IterativenessâAware Optimization for Big Data Analytics
Students: Henggang Cui, Lianghong Xu
Source Code: Unavailable
Parallel big data analytical tasks often involve cross-machine communication, since computation instances running on different machines might concurrently read and update some shared global states. This project proposes a mechanism to reduce this cross-machine communication overhead by exploiting the iterative nature of big data analytical algorithms. We find many of these algorithms are iterative convergent, and they iteratively access the same set of shared states in the whole execution, and the access patterns are only dependent on the input dataset. We use a mechanism called virtual iteration to collect these access patterns, and we co-locate each shard of the shared states with the appropriate client based on the known access patterns. In order to support explicitly parameter data partitioning, we add a cluster of distributed metadata servers to an existing parameter server implementation. We implement and evaluate different data placement policies, and experiment results show that the partitioning
policy that uses the collected access information can significantly reduce the fraction of remote accesses while placing balanced loads on tablet servers.
Graph Mining on Big Data Systems
Students: Rui Zhang, Hefu Chai, Jian Fang
Source Code: https://github.com/richardzhangrui/GraphMining
Although data mining and machine learning has delivered the notion of graph mining for a long time, the increasing complex data with explosion size has imposed a new challenge on computation of data mining. Existing computing platforms and computational models like MapReduce spare no efforts on exploiting parallelism; however, graph mining algorithms are characterized as iteration-intensive computation, where data are supposed to be highly interactive. So, models like Pregel are designed to meet the requirements of such graph mining algorithms. Also, we find that many parallel database systems are powerful enough to solve these problems.
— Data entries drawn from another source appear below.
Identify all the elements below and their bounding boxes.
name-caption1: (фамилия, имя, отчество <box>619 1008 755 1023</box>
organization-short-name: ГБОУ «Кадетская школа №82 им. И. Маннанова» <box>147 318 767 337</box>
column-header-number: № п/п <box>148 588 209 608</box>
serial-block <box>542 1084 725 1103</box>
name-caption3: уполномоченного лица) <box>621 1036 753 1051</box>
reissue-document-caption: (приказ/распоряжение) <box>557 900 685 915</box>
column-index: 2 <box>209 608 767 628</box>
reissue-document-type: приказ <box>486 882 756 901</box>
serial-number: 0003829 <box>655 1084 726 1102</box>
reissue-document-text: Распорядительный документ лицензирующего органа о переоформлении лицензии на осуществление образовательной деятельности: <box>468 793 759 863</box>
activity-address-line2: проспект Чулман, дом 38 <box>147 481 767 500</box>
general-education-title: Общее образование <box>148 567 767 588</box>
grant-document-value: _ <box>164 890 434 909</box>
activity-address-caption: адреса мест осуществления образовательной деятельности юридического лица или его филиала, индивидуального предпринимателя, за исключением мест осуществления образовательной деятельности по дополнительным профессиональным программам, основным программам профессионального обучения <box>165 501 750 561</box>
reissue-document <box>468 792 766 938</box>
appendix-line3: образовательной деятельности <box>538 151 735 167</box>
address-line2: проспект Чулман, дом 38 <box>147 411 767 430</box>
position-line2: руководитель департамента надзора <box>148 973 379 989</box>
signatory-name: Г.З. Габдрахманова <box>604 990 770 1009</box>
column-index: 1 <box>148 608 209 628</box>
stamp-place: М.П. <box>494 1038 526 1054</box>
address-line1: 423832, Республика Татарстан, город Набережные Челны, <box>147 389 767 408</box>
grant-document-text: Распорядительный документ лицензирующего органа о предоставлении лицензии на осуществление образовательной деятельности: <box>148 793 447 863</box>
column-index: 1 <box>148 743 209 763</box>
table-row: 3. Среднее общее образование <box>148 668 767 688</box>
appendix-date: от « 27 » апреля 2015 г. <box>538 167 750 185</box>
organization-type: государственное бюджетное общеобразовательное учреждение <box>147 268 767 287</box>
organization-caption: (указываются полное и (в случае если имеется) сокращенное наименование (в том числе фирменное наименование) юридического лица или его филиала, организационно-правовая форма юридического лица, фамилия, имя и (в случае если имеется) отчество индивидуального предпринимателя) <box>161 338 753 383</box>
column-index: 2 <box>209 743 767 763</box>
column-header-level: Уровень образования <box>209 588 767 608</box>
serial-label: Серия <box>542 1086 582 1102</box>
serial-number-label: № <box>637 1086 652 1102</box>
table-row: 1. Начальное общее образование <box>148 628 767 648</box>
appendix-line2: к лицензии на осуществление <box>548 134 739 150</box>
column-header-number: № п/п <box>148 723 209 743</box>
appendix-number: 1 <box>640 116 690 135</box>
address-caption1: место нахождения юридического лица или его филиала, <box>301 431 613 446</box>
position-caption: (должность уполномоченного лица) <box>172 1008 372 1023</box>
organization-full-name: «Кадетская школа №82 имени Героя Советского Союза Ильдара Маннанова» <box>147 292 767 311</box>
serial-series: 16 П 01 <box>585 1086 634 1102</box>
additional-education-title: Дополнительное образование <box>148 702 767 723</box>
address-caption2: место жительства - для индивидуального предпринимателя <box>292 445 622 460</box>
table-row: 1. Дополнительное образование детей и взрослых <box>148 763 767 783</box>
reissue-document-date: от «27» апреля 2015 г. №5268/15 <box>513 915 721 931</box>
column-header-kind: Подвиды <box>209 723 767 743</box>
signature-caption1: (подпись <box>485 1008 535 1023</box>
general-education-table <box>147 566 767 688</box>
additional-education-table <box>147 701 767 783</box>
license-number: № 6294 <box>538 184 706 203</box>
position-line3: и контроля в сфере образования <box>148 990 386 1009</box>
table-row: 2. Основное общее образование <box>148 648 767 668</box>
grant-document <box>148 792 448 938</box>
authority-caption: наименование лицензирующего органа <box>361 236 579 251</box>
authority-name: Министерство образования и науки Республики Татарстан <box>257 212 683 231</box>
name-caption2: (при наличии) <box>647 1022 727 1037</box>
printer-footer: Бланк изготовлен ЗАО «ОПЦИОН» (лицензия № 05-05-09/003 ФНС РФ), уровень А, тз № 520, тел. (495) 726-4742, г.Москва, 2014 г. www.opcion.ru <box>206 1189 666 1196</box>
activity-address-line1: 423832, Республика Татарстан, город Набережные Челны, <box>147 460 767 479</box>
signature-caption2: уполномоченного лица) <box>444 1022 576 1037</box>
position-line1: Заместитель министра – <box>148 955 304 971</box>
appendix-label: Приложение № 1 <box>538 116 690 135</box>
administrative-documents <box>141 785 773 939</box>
In this paper, we compare several parallel database systems and computation platforms; furthermore, we evaluate the performance of these systems on typical graph mining algorithms with both distributed and local mode. Our results reveal that: Hadoop is fastest in loading data, taking advantage of simple data layout optimization in Hadoop Distributed File System (HDFS).
Vertica performs much better than other systems in computation by using hybrid store model and fully exploits memory use. SciDB takes the notion of array-based logic and physical store, which enables it to be efficient in matrix operations. PostgreSQL is stable in its performance. Apache Hama takes the notion of thinking like a vertex, thus it is expressive in Graph Mining algorithms than other platforms and easy to get start.
Quilting for Distributed Machine Learning System
Students: Mu Li, Jinliang Wei
Source Code: https://github.com/jinliangwei/quiltdb
Distributed machine learning applications produces a huge amount of network traffic. However, network bandwidth is one of the most scarce resources of datacenters. In this paper we proposal QuiltDB, a distributed database execution engine optimized for network topology. QuiltDB trades off latency for high bandwidth. It executes as a discrete streaming system but with the difference that users can specify desirable network topologies. We evaluate this system on several machine learning applications with real datasets.